I still find it amusing that so many chefs at high-end Japanese restaurants wear neckties beneath their white chef uniforms. It seems at odds with the temperature and temperament of a kitchen, but I suppose it’s no more amusing or wondrous than the traditional chef’s hat, that elaborate, elongated white crown worn more for marketing purposes than anything else. In Japan, the chef’s necktie, I think, is for presentation purposes: if you are going to serve fabulous looking food you should look the part.

All the chefs at Aji Fukushima wear ties, but don’t be led astray by their formal wear; they are an inherently welcoming bunch.

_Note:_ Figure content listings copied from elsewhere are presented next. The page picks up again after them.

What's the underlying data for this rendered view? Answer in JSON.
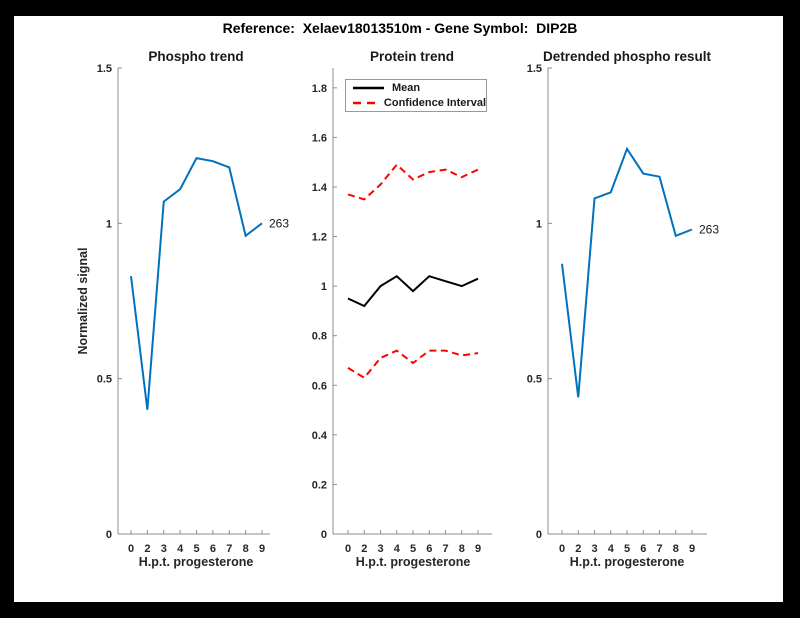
{
  "figure": {
    "title": "Reference:  Xelaev18013510m - Gene Symbol:  DIP2B",
    "background_color": "#000000",
    "canvas_color": "#ffffff",
    "axis_color": "#8c8c8c",
    "accent_blue": "#0072BD",
    "accent_red": "#FF0000"
  },
  "chart_data": [
    {
      "type": "line",
      "title": "Phospho trend",
      "xlabel": "H.p.t. progesterone",
      "ylabel": "Normalized signal",
      "x_ticks": [
        "0",
        "2",
        "3",
        "4",
        "5",
        "6",
        "7",
        "8",
        "9"
      ],
      "y_ticks": [
        "0",
        "0.5",
        "1",
        "1.5"
      ],
      "y_tick_values": [
        0,
        0.5,
        1,
        1.5
      ],
      "ylim": [
        0,
        1.5
      ],
      "grid": false,
      "series": [
        {
          "name": "phospho-signal",
          "color": "#0072BD",
          "style": "solid",
          "values": [
            0.83,
            0.4,
            1.07,
            1.11,
            1.21,
            1.2,
            1.18,
            0.96,
            1.0
          ]
        }
      ],
      "end_label": "263",
      "legend": null
    },
    {
      "type": "line",
      "title": "Protein trend",
      "xlabel": "H.p.t. progesterone",
      "ylabel": "",
      "x_ticks": [
        "0",
        "2",
        "3",
        "4",
        "5",
        "6",
        "7",
        "8",
        "9"
      ],
      "y_ticks": [
        "0",
        "0.2",
        "0.4",
        "0.6",
        "0.8",
        "1",
        "1.2",
        "1.4",
        "1.6",
        "1.8"
      ],
      "y_tick_values": [
        0,
        0.2,
        0.4,
        0.6,
        0.8,
        1,
        1.2,
        1.4,
        1.6,
        1.8
      ],
      "ylim": [
        0,
        1.88
      ],
      "grid": false,
      "series": [
        {
          "name": "mean",
          "color": "#000000",
          "style": "solid",
          "values": [
            0.95,
            0.92,
            1.0,
            1.04,
            0.98,
            1.04,
            1.02,
            1.0,
            1.03
          ]
        },
        {
          "name": "confidence-interval-upper",
          "color": "#FF0000",
          "style": "dashed",
          "values": [
            1.37,
            1.35,
            1.41,
            1.49,
            1.43,
            1.46,
            1.47,
            1.44,
            1.47
          ]
        },
        {
          "name": "confidence-interval-lower",
          "color": "#FF0000",
          "style": "dashed",
          "values": [
            0.67,
            0.63,
            0.71,
            0.74,
            0.69,
            0.74,
            0.74,
            0.72,
            0.73
          ]
        }
      ],
      "end_label": null,
      "legend": {
        "position": "northwest",
        "entries": [
          {
            "label": "Mean",
            "color": "#000000",
            "style": "solid"
          },
          {
            "label": "Confidence Interval",
            "color": "#FF0000",
            "style": "dashed"
          }
        ]
      }
    },
    {
      "type": "line",
      "title": "Detrended phospho result",
      "xlabel": "H.p.t. progesterone",
      "ylabel": "",
      "x_ticks": [
        "0",
        "2",
        "3",
        "4",
        "5",
        "6",
        "7",
        "8",
        "9"
      ],
      "y_ticks": [
        "0",
        "0.5",
        "1",
        "1.5"
      ],
      "y_tick_values": [
        0,
        0.5,
        1,
        1.5
      ],
      "ylim": [
        0,
        1.5
      ],
      "grid": false,
      "series": [
        {
          "name": "detrended-phospho-signal",
          "color": "#0072BD",
          "style": "solid",
          "values": [
            0.87,
            0.44,
            1.08,
            1.1,
            1.24,
            1.16,
            1.15,
            0.96,
            0.98
          ]
        }
      ],
      "end_label": "263",
      "legend": null
    }
  ]
}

This is a relatively new restaurant — opened in 2013 — on a quieter side street in Kyoto’s bustling Gion district. From the outside, Aji Fukushima blends in seamlessly with the beautifully appointed machiya (townhouses) surrounding it. The only sign that this is a restaurant are the noren curtains in the entrance, which are taken down between lunch and dinner. There are a few private dining areas, but the best seats are at the counter in the main dining room. The counter seats no more than six, maybe seven in a pinch, but what a beautiful space it is, finished nearly entirely in Japanese cypress.

The only option for lunch is a prix fixe meal that comes in at just under ¥4,500. It opened with kuruma ebi (tiger prawns) served on two hunks of white asparagus and lightly dressed in a delicious take on Thousand Island dressing — it is more vinegary than the standard and has, in keeping with the season, a hint of ume (plum). The vinegar motif was also evident in the prawns, which had a wonderful smokiness to them.

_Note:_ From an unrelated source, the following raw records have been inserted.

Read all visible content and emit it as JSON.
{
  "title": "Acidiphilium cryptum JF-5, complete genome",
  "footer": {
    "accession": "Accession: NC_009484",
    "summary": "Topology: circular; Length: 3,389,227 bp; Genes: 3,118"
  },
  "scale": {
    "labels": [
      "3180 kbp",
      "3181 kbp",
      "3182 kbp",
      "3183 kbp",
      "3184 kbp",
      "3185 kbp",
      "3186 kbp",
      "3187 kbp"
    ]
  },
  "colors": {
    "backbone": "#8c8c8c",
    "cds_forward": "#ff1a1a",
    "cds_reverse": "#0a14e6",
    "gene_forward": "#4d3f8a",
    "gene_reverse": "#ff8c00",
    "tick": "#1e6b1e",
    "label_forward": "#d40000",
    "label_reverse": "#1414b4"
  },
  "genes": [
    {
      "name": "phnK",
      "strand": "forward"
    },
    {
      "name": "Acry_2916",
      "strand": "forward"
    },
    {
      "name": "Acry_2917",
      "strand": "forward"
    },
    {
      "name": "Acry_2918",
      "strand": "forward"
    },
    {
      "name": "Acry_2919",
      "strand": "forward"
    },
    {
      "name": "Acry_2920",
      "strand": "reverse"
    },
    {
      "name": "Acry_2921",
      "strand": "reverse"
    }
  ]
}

Next up was a suimono (clear soup) featuring hamo (conger eel), but perhaps “featuring” is the wrong verb to use here. At this time of year hamo is very much the flavor of the moment in Japanese cooking, but the thing about it (and fugu, too) is that, like a runway model, it’s more suited for hanging other things upon. On its own, hamo can be quite vapid. Still, the hints of yuzu gave the soup a refreshing citrus flavor. However, the Meiji maguro (baby bluefin tuna), served tataki — seared on the outside, but still raw on the inside — was a minor feast. Delivered from the kitchen on a skewer, it was then sliced and dressed in a daikon and leek salad. Absolutely delicious. The halfway dish was deliberately local: kamonasu takiawase, Kyoto eggplant simmered beyond recognition, served in a dashi soup and topped with freshly shaved katsuobushi (dried bonito shavings) — a simple dish, rich in contrasting flavors.

The penultimate dish arrived in an ornate basket, and included treats such as chargrilled ayu (sweetfish), sweet potato, simmered octopus and pickled radish. Dessert was simple and refined: compote with cherries.

Gion is hardly short of attractions, but Aji Fukushima is a strong addition to the neighborhood, thanks to the way it creates and presents delicious food in a gorgeous and friendly setting.